Der Beschluss wurde wie bei anderen Gliptinen mit einem Zusatznutzen auf zwei Jahre befristet, da bisher noch keine Endpunktstudien für Sitagliptin vorliegen. Die Ergebnisse einer solchen Studie werden 2015 erwartet.

Hinweise für die Praxis

Anforderungen an eine qualitätsgesicherte Anwendung:

Die Vorgaben der Fachinformation sind zu berücksichtigen. Die europäische Zulassungsbehörde European Medicines Agency (EMA) stellt die Inhalte der Fachinformation auf ihrer Internetseite zur Verfügung: Januvia bzw. Xelevia.
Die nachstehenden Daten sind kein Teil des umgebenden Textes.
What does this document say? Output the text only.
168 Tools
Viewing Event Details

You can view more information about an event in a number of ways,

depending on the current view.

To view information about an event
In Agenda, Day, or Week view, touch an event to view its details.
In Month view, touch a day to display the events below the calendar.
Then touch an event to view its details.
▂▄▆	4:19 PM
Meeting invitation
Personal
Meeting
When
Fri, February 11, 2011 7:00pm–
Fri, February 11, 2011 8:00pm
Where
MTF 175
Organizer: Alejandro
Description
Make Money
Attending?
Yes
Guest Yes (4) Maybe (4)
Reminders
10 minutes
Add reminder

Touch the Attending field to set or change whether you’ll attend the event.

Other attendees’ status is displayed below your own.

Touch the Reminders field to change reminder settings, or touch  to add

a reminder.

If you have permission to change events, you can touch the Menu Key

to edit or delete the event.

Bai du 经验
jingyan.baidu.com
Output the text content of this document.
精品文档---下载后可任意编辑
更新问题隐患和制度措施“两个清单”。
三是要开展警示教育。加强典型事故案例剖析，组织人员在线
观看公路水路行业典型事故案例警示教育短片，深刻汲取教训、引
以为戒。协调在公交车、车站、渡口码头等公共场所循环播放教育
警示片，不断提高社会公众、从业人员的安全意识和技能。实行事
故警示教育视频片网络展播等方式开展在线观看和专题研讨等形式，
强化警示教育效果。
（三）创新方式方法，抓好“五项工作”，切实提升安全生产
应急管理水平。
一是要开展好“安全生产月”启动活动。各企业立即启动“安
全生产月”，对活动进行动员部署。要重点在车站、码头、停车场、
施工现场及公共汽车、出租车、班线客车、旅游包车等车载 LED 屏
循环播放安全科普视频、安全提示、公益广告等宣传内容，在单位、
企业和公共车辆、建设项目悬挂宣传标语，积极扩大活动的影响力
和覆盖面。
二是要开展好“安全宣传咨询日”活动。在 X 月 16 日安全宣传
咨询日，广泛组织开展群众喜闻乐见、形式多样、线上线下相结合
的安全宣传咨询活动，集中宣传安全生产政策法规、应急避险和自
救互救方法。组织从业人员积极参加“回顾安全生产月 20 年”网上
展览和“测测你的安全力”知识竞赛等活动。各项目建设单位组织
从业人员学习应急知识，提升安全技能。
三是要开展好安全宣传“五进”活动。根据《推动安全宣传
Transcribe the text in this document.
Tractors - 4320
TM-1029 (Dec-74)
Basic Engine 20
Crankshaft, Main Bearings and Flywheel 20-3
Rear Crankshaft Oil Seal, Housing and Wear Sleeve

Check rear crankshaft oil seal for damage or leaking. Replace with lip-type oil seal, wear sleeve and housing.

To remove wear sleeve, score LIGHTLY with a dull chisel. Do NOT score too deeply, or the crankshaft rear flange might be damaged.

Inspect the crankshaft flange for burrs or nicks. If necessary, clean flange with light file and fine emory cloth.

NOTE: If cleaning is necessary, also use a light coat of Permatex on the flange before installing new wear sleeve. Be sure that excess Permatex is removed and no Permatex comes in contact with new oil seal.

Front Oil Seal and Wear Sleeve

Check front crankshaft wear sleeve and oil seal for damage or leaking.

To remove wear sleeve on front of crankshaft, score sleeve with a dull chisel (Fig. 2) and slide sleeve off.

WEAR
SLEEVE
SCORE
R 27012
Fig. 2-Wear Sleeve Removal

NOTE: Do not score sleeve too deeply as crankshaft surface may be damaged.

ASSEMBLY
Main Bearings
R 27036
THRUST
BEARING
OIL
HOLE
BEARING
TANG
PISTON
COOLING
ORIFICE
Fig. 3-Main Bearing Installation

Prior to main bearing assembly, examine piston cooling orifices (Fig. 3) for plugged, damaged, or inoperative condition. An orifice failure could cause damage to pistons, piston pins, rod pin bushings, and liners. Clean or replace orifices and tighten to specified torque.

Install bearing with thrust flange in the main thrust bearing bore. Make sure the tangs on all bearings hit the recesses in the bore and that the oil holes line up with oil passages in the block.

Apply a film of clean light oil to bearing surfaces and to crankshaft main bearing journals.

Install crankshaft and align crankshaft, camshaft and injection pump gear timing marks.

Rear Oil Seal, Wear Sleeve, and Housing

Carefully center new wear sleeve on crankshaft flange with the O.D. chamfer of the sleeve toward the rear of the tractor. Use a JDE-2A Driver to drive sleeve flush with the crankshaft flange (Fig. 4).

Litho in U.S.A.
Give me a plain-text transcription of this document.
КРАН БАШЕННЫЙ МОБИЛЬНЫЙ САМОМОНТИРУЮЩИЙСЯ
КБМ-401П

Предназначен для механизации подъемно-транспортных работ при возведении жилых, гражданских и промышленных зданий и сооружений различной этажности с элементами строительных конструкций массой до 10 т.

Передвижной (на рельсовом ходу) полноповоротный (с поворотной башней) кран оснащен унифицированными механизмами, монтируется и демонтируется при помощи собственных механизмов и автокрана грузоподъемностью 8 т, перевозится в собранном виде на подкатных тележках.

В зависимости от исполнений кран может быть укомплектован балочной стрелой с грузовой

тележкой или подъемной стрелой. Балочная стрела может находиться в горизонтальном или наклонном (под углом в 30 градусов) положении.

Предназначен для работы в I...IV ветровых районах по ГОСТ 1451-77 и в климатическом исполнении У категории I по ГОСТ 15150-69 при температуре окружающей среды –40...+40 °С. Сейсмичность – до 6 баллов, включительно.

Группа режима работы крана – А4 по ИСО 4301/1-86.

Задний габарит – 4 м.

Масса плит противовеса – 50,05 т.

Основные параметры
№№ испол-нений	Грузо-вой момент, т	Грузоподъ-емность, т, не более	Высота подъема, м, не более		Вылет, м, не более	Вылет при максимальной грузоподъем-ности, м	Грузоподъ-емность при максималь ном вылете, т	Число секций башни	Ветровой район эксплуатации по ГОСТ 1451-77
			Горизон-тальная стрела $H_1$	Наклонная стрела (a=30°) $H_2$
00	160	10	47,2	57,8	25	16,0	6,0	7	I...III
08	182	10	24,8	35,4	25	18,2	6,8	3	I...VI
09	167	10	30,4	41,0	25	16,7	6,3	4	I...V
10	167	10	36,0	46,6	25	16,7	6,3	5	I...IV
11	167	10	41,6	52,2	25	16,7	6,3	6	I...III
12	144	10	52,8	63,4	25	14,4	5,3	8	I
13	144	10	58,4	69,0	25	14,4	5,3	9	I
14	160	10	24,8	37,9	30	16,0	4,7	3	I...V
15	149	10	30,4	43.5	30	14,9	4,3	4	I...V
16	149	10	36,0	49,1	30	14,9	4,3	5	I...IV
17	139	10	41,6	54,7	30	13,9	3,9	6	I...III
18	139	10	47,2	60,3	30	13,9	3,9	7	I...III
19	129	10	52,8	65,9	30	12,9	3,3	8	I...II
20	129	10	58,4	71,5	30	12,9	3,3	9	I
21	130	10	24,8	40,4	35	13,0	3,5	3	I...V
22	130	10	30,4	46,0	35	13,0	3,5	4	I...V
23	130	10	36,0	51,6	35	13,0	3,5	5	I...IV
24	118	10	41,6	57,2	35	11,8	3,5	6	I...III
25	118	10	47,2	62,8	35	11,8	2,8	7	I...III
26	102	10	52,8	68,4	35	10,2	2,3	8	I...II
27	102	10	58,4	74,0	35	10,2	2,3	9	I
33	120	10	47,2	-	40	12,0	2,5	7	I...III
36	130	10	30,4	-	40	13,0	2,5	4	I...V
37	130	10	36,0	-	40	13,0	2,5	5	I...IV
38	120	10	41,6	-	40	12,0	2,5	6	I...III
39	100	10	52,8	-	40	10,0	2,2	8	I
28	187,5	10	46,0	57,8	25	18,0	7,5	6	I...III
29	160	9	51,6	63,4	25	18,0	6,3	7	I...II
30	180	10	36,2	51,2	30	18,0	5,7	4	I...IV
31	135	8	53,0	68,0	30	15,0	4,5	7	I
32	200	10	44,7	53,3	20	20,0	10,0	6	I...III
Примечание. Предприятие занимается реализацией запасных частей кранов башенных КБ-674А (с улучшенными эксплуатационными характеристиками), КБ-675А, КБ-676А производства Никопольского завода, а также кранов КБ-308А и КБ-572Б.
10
Nach Markteinführung gab es Spontanberichte von Fällen akuter Pankreatitis als Nebenwirkung von Sitagliptin. Die Patienten sollen über charakteristische Symptome einer akuten Pankreatitis informiert werden.

In einer aktuellen Stellungnahme der EMA wird hinsichtlich Pankreaskarzinomen in Zusammenhang mit einer GLP1-basierten Therapie (u.a. Sitagliptin) ausgeführt, dass die klinischen Daten zwar nicht auf ein erhöhtes Risiko dieser Substanzen hinweisen, eine abschließende Bewertung des Risikos aufgrund der kurzen Studiendauer und der geringen Fallzahlen jedoch nicht vorgenommen werden kann.